AI as the next technology stair step
Dan connected AI to earlier shifts like PCs, spreadsheets, the internet, mobile, cloud, data science, and remote work.
The AI pinata
He described AI as a pinata full of value, risk, mistakes, and unknown ROI. Leaders need to crack it open carefully instead of swinging blindly.
GPT mechanics
The GPT explanation and once-upon-a-time exercise showed how AI predicts likely next words from patterns and consensus.
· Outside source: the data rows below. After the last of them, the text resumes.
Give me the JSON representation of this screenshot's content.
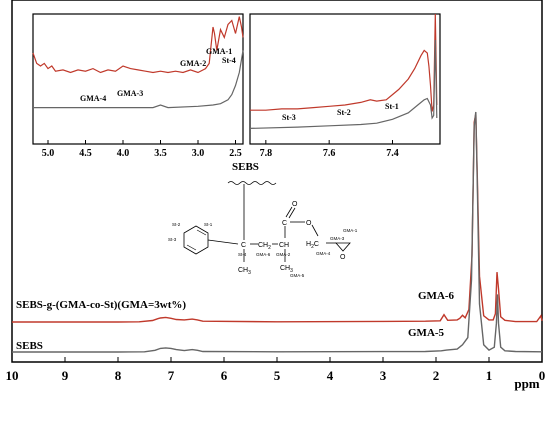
{
  "chart_data": {
    "type": "line",
    "main": {
      "xlabel": "ppm",
      "xlim": [
        10,
        0
      ],
      "x_ticks": [
        "10",
        "9",
        "8",
        "7",
        "6",
        "5",
        "4",
        "3",
        "2",
        "1",
        "0"
      ],
      "series": [
        {
          "name": "SEBS-g-(GMA-co-St)(GMA=3wt%)",
          "color": "#c0392b",
          "x": [
            10,
            8,
            7.6,
            7.35,
            7.25,
            7.2,
            7.1,
            7.0,
            6.9,
            6.75,
            6.6,
            6.5,
            6.4,
            5,
            3,
            2.2,
            1.92,
            1.85,
            1.78,
            1.6,
            1.55,
            1.5,
            1.45,
            1.38,
            1.32,
            1.28,
            1.25,
            1.22,
            1.18,
            1.1,
            1.0,
            0.92,
            0.88,
            0.85,
            0.82,
            0.78,
            0.7,
            0.5,
            0.1,
            0.02,
            0
          ],
          "y": [
            0,
            0,
            0.001,
            0.007,
            0.016,
            0.019,
            0.022,
            0.018,
            0.012,
            0.01,
            0.014,
            0.01,
            0.004,
            0.001,
            0.003,
            0.004,
            0.006,
            0.035,
            0.008,
            0.01,
            0.018,
            0.032,
            0.02,
            0.06,
            0.32,
            0.96,
            1.0,
            0.7,
            0.22,
            0.03,
            0.01,
            0.01,
            0.04,
            0.24,
            0.16,
            0.025,
            0.008,
            0.002,
            0.002,
            0.03,
            0.006
          ]
        },
        {
          "name": "SEBS",
          "color": "#666666",
          "x": [
            10,
            8,
            7.5,
            7.3,
            7.2,
            7.1,
            7.0,
            6.9,
            6.75,
            6.6,
            6.5,
            6.4,
            5,
            2.2,
            1.9,
            1.8,
            1.6,
            1.5,
            1.4,
            1.33,
            1.28,
            1.25,
            1.22,
            1.18,
            1.1,
            1.0,
            0.9,
            0.86,
            0.84,
            0.82,
            0.78,
            0.7,
            0.5,
            0
          ],
          "y": [
            0,
            0,
            0.001,
            0.007,
            0.015,
            0.017,
            0.015,
            0.01,
            0.006,
            0.01,
            0.007,
            0.002,
            0.001,
            0.002,
            0.005,
            0.008,
            0.012,
            0.03,
            0.06,
            0.3,
            0.94,
            1.0,
            0.7,
            0.2,
            0.03,
            0.008,
            0.02,
            0.12,
            0.24,
            0.12,
            0.02,
            0.005,
            0.002,
            0.001
          ]
        }
      ],
      "annotations": {
        "sebs_label": "SEBS",
        "grafted_label": "SEBS-g-(GMA-co-St)(GMA=3wt%)",
        "gma6": "GMA-6",
        "gma5": "GMA-5"
      }
    },
    "inset_left": {
      "xlim": [
        5.2,
        2.4
      ],
      "x_ticks": [
        "5.0",
        "4.5",
        "4.0",
        "3.5",
        "3.0",
        "2.5"
      ],
      "labels": [
        "GMA-4",
        "GMA-3",
        "GMA-2",
        "GMA-1",
        "St-4"
      ],
      "series": [
        {
          "name": "SEBS-g-(GMA-co-St)(GMA=3wt%)",
          "x": [
            5.2,
            5.15,
            5.1,
            5.05,
            5.0,
            4.95,
            4.9,
            4.8,
            4.7,
            4.6,
            4.5,
            4.4,
            4.3,
            4.2,
            4.1,
            4.0,
            3.9,
            3.8,
            3.7,
            3.6,
            3.5,
            3.4,
            3.3,
            3.2,
            3.1,
            3.0,
            2.9,
            2.85,
            2.8,
            2.78,
            2.75,
            2.7,
            2.65,
            2.6,
            2.55,
            2.5,
            2.45,
            2.42,
            2.4
          ],
          "y": [
            0.7,
            0.62,
            0.6,
            0.62,
            0.58,
            0.6,
            0.56,
            0.57,
            0.55,
            0.57,
            0.56,
            0.58,
            0.55,
            0.57,
            0.56,
            0.6,
            0.58,
            0.57,
            0.56,
            0.55,
            0.56,
            0.55,
            0.56,
            0.55,
            0.57,
            0.55,
            0.58,
            0.62,
            0.9,
            0.85,
            0.72,
            0.88,
            0.82,
            0.92,
            0.95,
            0.85,
            0.98,
            0.9,
            0.82
          ]
        },
        {
          "name": "SEBS",
          "x": [
            5.2,
            5.0,
            4.5,
            4.0,
            3.6,
            3.5,
            3.4,
            3.0,
            2.8,
            2.7,
            2.6,
            2.55,
            2.5,
            2.45,
            2.42,
            2.4
          ],
          "y": [
            0.28,
            0.28,
            0.28,
            0.28,
            0.28,
            0.3,
            0.28,
            0.29,
            0.3,
            0.31,
            0.34,
            0.38,
            0.45,
            0.55,
            0.65,
            0.72
          ]
        }
      ]
    },
    "inset_right": {
      "xlim": [
        7.85,
        7.25
      ],
      "x_ticks": [
        "7.8",
        "7.6",
        "7.4"
      ],
      "labels": [
        "St-3",
        "St-2",
        "St-1"
      ],
      "series": [
        {
          "name": "SEBS-g-(GMA-co-St)(GMA=3wt%)",
          "x": [
            7.85,
            7.8,
            7.75,
            7.7,
            7.65,
            7.6,
            7.55,
            7.5,
            7.47,
            7.45,
            7.42,
            7.4,
            7.38,
            7.35,
            7.33,
            7.31,
            7.3,
            7.29,
            7.285,
            7.28,
            7.275,
            7.27,
            7.265,
            7.262,
            7.26
          ],
          "y": [
            0.26,
            0.26,
            0.27,
            0.27,
            0.28,
            0.29,
            0.3,
            0.32,
            0.34,
            0.33,
            0.34,
            0.38,
            0.42,
            0.5,
            0.58,
            0.68,
            0.72,
            0.7,
            0.6,
            0.45,
            0.25,
            0.3,
            1.2,
            0.6,
            0.3
          ]
        },
        {
          "name": "SEBS",
          "x": [
            7.85,
            7.7,
            7.6,
            7.5,
            7.45,
            7.4,
            7.35,
            7.32,
            7.3,
            7.29,
            7.28,
            7.275,
            7.27,
            7.265,
            7.262,
            7.26
          ],
          "y": [
            0.12,
            0.13,
            0.14,
            0.15,
            0.16,
            0.19,
            0.24,
            0.3,
            0.34,
            0.35,
            0.3,
            0.2,
            0.22,
            0.8,
            0.45,
            0.2
          ]
        }
      ]
    }
  },
  "structure": {
    "label": "SEBS",
    "atoms": {
      "st1": "St-1",
      "st2": "St-2",
      "st3": "St-3",
      "st4": "St-4",
      "c1": "C",
      "ch3a": "CH",
      "ch3a_sub": "3",
      "ch2": "CH",
      "ch2_sub": "2",
      "ch": "CH",
      "ch3b": "CH",
      "ch3b_sub": "3",
      "gma6": "GMA-6",
      "gma2": "GMA-2",
      "gma5": "GMA-5",
      "c_carbonyl": "C",
      "o_carbonyl": "O",
      "o_ester": "O",
      "h2c": "H",
      "h2c_sub": "2",
      "h2c_c": "C",
      "gma4": "GMA-4",
      "gma3": "GMA-3",
      "gma1": "GMA-1",
      "o_epoxy": "O"
    }
  }
}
Confidence and hallucination
Dan used the 40 percent confidence example, life insurance analogy, and glue-in-pizza story to show why AI can be useful while still needing scrutiny.
Autocomplete and human review
Autocomplete gave the audience a familiar model for taking AI suggestions without surrendering control.
Memories and hope
Dan argued that human decisions come from context, values, memories, and desired futures, not intelligence alone.
Accounting practice management AI
The Karbon-specific middle of the talk showed how AI can change accounting firm work through firm leverage, firm memory, and client growth.
AI for everyday work
Dan broadened the message beyond product features to writing, research, visuals, email, meetings, project planning, and language equity.
Intern, not copilot
The intern metaphor gave leaders a better operating model: give instructions, review the work, learn the capability ceiling, and improve the instructions over time.
The hierarchy of work
The work pyramid explained why AI can help with communication, process, and investigation while people still own solving, deciding, and imagining.
Communication and notes
Dan showed how AI note-taking, meeting support, and even AI-generated songs can create new ways to capture and share what happened.
Global translation
The translation examples showed how language is becoming more like a toggle, opening new collaboration and talent possibilities.
Closing Message - Managing in a world of more
Dan closed by tying rising demand, more tools, more information, and fixed weekly hours back to the need to use AI assistance intentionally so people can spend more time on higher-value work.